At the Ultracold Matter Laboratory (LMU, by its acronym in Spanish) we have built a new experimental setup to produce and study ultracold atomic gases composed of lithium atoms. Specifically, we use the isotope 6Li , which is a fermion. This isotope exhibits a broad magnetic Feshbach resonance, which means that we can fully control de interatomic interactions employing an external magnetic field. This makes possible to access very different interaction regimes, from weakly to strongly interacting systems, from a repulsive to an attractive gas.
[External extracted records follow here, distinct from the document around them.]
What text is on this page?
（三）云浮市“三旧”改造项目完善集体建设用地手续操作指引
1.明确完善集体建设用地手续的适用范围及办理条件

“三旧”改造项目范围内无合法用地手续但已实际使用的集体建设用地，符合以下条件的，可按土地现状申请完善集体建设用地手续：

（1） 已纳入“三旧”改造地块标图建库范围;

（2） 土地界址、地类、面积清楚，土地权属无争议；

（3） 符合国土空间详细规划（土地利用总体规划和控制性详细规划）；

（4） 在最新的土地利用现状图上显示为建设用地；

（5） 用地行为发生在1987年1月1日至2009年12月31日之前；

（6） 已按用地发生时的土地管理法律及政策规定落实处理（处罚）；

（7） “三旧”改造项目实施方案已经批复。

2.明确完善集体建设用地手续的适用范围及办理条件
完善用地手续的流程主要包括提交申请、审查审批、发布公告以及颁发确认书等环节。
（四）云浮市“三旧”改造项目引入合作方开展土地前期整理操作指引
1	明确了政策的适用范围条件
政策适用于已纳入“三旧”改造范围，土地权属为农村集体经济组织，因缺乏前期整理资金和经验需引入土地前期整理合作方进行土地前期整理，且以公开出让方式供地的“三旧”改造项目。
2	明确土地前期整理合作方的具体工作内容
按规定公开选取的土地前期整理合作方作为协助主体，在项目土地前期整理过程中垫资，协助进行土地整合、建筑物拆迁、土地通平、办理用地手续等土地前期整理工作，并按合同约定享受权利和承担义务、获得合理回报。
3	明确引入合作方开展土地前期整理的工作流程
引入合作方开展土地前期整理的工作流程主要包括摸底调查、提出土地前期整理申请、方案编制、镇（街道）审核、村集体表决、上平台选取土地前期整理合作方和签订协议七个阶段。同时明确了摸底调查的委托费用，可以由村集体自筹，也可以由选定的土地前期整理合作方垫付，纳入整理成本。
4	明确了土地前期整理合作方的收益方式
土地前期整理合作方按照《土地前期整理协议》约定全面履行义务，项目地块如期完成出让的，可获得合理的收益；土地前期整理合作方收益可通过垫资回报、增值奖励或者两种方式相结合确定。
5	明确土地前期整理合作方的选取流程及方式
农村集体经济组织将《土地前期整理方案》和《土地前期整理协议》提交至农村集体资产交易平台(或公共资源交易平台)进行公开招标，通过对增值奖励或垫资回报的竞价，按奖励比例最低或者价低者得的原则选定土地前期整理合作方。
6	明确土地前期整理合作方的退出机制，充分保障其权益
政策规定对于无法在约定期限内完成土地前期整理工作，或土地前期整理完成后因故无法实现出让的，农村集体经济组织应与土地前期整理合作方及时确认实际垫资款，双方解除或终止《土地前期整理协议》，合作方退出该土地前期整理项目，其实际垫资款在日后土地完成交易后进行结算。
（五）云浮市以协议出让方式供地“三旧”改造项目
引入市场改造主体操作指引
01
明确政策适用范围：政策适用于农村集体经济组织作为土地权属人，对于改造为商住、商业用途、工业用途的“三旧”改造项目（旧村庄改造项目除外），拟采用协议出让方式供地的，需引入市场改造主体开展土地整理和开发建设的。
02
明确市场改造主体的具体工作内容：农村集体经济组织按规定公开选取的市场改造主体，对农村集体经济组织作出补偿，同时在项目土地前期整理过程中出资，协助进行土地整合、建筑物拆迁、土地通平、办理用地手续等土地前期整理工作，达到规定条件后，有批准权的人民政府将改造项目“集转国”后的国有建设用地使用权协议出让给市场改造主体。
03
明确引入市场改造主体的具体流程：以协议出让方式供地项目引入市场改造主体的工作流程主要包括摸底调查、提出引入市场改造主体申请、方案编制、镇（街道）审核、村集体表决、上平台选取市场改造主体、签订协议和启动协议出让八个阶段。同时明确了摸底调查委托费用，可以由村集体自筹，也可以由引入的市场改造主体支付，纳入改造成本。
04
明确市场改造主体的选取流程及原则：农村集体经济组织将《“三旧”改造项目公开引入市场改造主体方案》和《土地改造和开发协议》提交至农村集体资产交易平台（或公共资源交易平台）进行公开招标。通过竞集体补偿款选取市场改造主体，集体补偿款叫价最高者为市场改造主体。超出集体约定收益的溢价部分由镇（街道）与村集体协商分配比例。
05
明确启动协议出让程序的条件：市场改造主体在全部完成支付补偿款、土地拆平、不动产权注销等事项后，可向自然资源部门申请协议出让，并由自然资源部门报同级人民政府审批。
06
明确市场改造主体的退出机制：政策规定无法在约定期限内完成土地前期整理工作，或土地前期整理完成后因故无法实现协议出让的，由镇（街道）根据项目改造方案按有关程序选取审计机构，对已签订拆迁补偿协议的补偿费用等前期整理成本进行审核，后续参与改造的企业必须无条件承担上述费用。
The control of interatomic interactions is of great interest since this allows the creation of atomic pairs of different natures, from strongly bound bosonic molecules to weakly coupled Cooper pairs. This allows the appearance of very different quantum states: while molecular pairs can give rise to Bose-Einstein condensation (BEC), Cooper pairs generate a state similar to that occurring in a superconductor, known as "BCS state". These states are connected through a strongly interacting regime known as the “BEC-BCS crossover”. One of the most interesting features of all these regimes is the occurrence of the phenomenon of superfluidity, a macroscopic quantum state in which gas can flow without any viscosity.
The understanding of the BEC-BCS crossover is currently a very relevant research topic in the area of quantum gases due to its close connection with other phenomena in condensed matter physics, such as high-temperature superconductivity. However, since it is a strongly interacting and strongly correlated regime, it presents very important challenges in its study, both from a theoretical and experimental perspective, hence the relevance of having a robust and versatile experimental system to explore it.
A powerful strategy to understand these systems is the production and study of collective excitations, since these are closely related to the microscopic properties of the superfluid. Thus, one of the main objectives of our laboratory is the study of the different collective excitations that can be generated in these systems.
Currently, we investigate a particular type of excitation known as "Faraday Waves" which consist of a spatially and temporally periodic pattern that is generated in the density of the fluid by perturbing it parametrically. This phenomenon is interesting due to the relationship it has with other phenomenologies, such as time crystals, or Floquet physics. Faraday waves can also be used as a tool to explore the microscopic properties of the gas, such as the spectrum of elementary excitations, or, as we have recently shown, to measure the speed of sound in the superfluid.
In the Ultracold Matter Laboratory we produce and investigate quantum samples in a superfluid state composed of 6Li atoms at a temperature of the order of 10 nK. For this, there is an ultra-high vacuum system where the samples are produced, it is pumped by three ion pumps. Atoms are cooled and observed using laser light generated by diode lasers whose wavelength emission is 670.9 nm. Additionally, we count with atomic capture systems based on the production of magnetic and optical fields. The latter are generated with an ytterbium-doped fiber laser that emits a wavelength of 1070 nm. There is an additional laser system, based on amplifying diodes, which emits wavelengths of 532 nm and 1064 nm, which are used to make optical potentials with arbitrary geometries. The fine control of the wavelength of our lasers is performed using acousto-optic modulators operated with radiofrequency circuits at the order of hundreds of megahertz. The experiment is automated by means of an FPGA integrated circuit with a time resolution of 1 µs. Finally, we employ a low noise CCD camera to produce the images of the samples, this constitutes our main diagnostic instrument.